Along with the expanse of math filling my head, I've been weighed down with some hefty decisions and deadlines by which I had to make them. Decisions that don't only involve me but involve my parents' wishes and the children's futures and a lot of emotions and memories. That has been about as much fun for me as not only having to remember the Pythagorean theorem again but actually having to apply it to find the sum of the diagonals in the meaningless diagrams on pages 326 through 331 of my GRE manual.
Really? All squares are rectangles? And they contain distinct right angles?
Sometimes, I look in the mirror and wonder who it is staring back at me, wonder who this adult is that is making big decisions and has immersed herself in an eight-week course that involves an enormous amount of math so that she can take a big serious test so that she can spend the next two years in school. Voluntarily.

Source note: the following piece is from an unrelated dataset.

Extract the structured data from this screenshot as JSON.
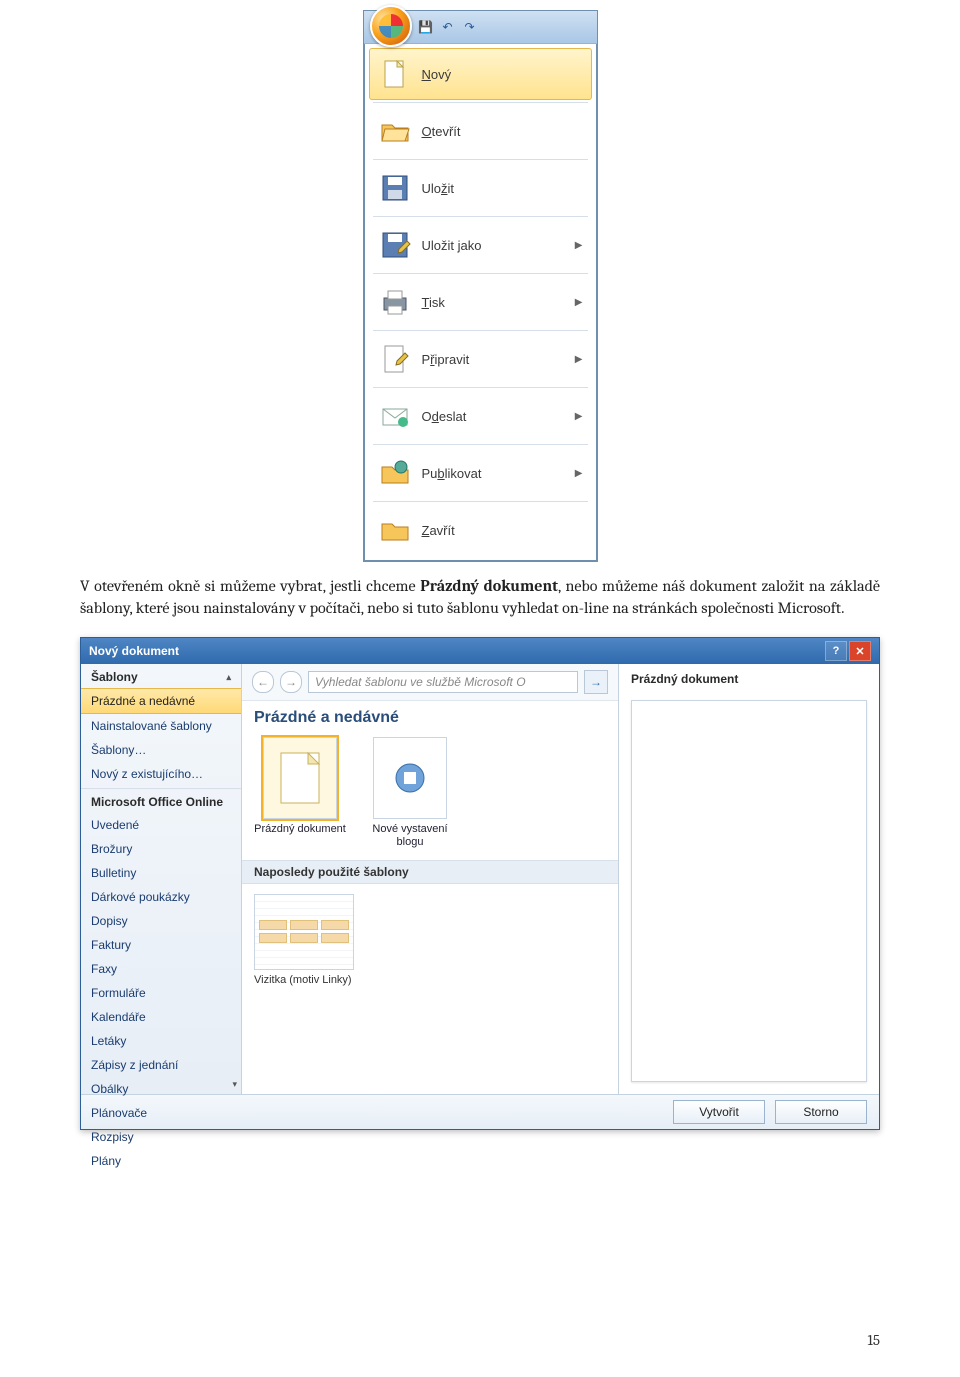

If it weren't for the consistency of my ever-present camera, I'm not sure that I'd be able to recognize myself these days.
This photo of a storm moving in from the west was taken just moments before I walked into my tutoring session Monday night.
3 comments:
Don't give up...your true self WILL return...even better than before.
Keep plugging away Alison. If anyone has the fortitude to get through this difficult time (math and all), it is you. I actually miss math and am looking forward to the boys getting to some fun math courses in school around here. Good luck!
-sdhb
Alison, I so feel for you. The choices of this current economy has made so many rethink everything. I think you are one brave soul!